Etant donné que j’ai déjà utilisé l’acronyme  » OMG », je vais me contenter d’un autre OOOOoooooohhhhhhh Mooonnnnn Diiieeeuuuuuu !!!

Je ne me permettrais pas de dire, je le savais car j’avais un bon gros doute sur le corbeau mais il n’empêche qu’Audrey a maintenu le suspense jusqu’au bout et quel suspense !!!

Alors que le corbeau sévit toujours autour de #SkyPar, les #IG s’envolent pour Rio afin d’aider Dennis, l’ami de Paul – le frère de Parker -, à démasquer l’escroc au sein de la société familial.  Pensant à une petite affaire, Parker et ses amis vont vite se rendre compte du malaise et des secrets qui entourent la famille de Denis.
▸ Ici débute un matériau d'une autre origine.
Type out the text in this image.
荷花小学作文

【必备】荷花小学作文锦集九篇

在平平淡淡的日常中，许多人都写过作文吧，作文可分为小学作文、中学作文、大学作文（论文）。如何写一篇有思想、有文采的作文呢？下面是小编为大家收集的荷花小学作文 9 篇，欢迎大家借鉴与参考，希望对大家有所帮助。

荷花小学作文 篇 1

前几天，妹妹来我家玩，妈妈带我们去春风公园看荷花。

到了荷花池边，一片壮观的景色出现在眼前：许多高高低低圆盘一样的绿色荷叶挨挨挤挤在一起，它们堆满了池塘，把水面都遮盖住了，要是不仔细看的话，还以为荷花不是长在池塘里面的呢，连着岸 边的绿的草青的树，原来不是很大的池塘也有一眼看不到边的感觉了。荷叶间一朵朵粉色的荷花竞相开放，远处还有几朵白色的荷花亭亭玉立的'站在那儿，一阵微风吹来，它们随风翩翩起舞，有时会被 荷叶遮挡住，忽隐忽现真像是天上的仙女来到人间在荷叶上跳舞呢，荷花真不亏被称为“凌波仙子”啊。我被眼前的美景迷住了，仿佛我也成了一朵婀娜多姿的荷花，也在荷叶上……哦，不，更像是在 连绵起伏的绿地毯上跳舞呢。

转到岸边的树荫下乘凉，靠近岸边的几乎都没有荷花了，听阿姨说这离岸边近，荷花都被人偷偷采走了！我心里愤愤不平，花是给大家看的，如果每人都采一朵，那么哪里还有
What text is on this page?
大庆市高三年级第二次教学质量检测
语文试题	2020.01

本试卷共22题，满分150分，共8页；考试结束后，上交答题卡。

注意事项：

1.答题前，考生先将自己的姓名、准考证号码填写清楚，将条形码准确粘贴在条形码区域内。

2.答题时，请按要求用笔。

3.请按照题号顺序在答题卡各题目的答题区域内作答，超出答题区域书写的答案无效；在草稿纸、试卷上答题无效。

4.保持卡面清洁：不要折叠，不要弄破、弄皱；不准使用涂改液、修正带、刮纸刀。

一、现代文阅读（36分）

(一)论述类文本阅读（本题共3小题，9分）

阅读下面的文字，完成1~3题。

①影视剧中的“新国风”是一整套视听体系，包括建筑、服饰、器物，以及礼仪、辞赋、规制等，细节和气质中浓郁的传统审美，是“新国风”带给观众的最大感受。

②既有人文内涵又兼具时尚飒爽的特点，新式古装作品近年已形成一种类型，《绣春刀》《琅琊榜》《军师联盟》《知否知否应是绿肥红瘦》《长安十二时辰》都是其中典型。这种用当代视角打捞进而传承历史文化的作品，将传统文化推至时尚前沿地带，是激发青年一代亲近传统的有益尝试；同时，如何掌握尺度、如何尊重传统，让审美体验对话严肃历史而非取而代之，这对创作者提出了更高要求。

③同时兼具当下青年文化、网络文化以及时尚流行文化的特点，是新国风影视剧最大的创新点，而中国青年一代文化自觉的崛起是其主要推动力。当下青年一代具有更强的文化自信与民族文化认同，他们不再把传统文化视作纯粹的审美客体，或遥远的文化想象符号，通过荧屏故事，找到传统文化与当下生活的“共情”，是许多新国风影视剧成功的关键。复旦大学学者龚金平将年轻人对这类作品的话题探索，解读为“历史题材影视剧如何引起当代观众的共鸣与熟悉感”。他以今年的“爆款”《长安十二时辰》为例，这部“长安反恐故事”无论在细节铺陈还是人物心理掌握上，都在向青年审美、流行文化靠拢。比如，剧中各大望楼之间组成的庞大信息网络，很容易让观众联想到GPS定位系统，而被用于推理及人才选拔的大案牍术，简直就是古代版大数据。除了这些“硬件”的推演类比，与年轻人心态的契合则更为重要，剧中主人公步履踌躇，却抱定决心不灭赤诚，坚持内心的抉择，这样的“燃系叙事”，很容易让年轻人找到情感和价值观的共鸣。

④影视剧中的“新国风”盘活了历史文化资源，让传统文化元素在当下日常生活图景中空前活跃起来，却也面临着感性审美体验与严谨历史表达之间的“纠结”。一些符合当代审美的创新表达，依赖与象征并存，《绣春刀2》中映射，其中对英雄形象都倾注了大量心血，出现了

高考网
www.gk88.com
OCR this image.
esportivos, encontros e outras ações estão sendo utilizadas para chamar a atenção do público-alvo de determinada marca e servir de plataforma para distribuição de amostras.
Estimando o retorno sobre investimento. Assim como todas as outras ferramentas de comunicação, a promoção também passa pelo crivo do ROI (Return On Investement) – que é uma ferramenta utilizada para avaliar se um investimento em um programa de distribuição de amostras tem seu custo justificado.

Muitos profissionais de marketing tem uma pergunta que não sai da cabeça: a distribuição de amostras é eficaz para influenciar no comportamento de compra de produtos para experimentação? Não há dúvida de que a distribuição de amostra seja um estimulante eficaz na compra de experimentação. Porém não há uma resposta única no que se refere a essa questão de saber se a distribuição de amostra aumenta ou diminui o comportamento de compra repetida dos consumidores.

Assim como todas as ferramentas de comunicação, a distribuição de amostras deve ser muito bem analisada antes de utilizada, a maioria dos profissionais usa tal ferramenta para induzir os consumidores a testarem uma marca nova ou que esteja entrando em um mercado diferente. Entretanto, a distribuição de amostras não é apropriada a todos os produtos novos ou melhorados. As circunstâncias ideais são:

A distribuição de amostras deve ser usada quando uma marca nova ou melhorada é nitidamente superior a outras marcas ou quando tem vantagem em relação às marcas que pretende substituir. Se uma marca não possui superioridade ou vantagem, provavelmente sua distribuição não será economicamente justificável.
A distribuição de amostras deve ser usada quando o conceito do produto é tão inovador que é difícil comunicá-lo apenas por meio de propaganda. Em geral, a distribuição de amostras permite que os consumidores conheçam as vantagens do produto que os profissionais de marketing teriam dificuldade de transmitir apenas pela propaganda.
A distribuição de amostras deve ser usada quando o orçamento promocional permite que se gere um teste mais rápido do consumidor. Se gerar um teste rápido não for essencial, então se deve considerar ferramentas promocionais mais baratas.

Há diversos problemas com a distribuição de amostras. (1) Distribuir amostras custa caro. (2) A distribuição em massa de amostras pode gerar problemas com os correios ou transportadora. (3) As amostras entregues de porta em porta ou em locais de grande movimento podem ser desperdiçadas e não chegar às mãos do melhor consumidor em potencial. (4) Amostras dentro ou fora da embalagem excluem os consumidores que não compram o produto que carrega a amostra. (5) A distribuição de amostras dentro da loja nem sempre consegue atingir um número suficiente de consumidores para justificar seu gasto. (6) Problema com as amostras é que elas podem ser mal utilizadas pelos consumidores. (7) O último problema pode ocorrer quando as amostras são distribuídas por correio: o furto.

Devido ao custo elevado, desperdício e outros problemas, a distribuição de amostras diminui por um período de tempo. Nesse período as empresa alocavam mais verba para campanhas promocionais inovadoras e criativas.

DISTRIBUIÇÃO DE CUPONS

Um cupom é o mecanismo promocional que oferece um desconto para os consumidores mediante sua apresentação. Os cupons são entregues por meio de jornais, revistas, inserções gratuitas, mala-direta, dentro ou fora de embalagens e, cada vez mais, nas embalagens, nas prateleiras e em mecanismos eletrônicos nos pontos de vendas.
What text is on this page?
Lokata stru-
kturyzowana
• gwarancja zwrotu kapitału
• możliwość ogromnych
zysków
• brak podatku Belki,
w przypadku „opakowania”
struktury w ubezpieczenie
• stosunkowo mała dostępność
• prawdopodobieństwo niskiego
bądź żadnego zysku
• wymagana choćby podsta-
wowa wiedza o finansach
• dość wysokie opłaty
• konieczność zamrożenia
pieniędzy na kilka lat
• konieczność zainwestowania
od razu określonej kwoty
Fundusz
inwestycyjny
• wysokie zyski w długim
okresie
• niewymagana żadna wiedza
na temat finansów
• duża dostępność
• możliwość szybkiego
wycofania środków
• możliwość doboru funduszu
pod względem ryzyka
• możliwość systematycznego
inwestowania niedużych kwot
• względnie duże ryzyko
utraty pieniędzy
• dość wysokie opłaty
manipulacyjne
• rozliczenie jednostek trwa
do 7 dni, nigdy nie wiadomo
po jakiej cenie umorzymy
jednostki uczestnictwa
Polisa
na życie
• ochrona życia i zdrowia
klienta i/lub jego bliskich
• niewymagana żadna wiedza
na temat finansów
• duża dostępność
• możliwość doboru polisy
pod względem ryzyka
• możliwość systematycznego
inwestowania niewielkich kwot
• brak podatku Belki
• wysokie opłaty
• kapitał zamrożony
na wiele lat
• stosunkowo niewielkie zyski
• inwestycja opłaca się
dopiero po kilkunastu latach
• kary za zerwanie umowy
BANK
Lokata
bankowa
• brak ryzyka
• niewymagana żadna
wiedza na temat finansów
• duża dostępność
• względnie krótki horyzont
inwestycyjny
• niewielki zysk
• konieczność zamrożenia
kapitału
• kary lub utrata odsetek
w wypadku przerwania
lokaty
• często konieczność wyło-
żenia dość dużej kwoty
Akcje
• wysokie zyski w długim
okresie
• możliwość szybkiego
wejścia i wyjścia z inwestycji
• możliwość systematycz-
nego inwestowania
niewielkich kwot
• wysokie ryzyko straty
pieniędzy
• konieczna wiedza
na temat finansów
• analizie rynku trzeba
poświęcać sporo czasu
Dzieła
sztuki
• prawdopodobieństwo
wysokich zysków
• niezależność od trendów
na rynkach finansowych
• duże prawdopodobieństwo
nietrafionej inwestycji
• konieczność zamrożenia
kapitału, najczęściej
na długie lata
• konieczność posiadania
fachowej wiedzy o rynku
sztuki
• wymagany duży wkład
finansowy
Une fois de plus l’auteure nous offre un petit chassé-croisé dans les aventures de nos #IG entre leur mission à Rio et leur quête de débusquer le corbeau, leurs vies sont encore soumis à rude épreuve.  Petit plus – rageant – dans la trame : le rejet de l’identité de Dennis par ses parents, j’ai autant pesté que Parker sur ce point.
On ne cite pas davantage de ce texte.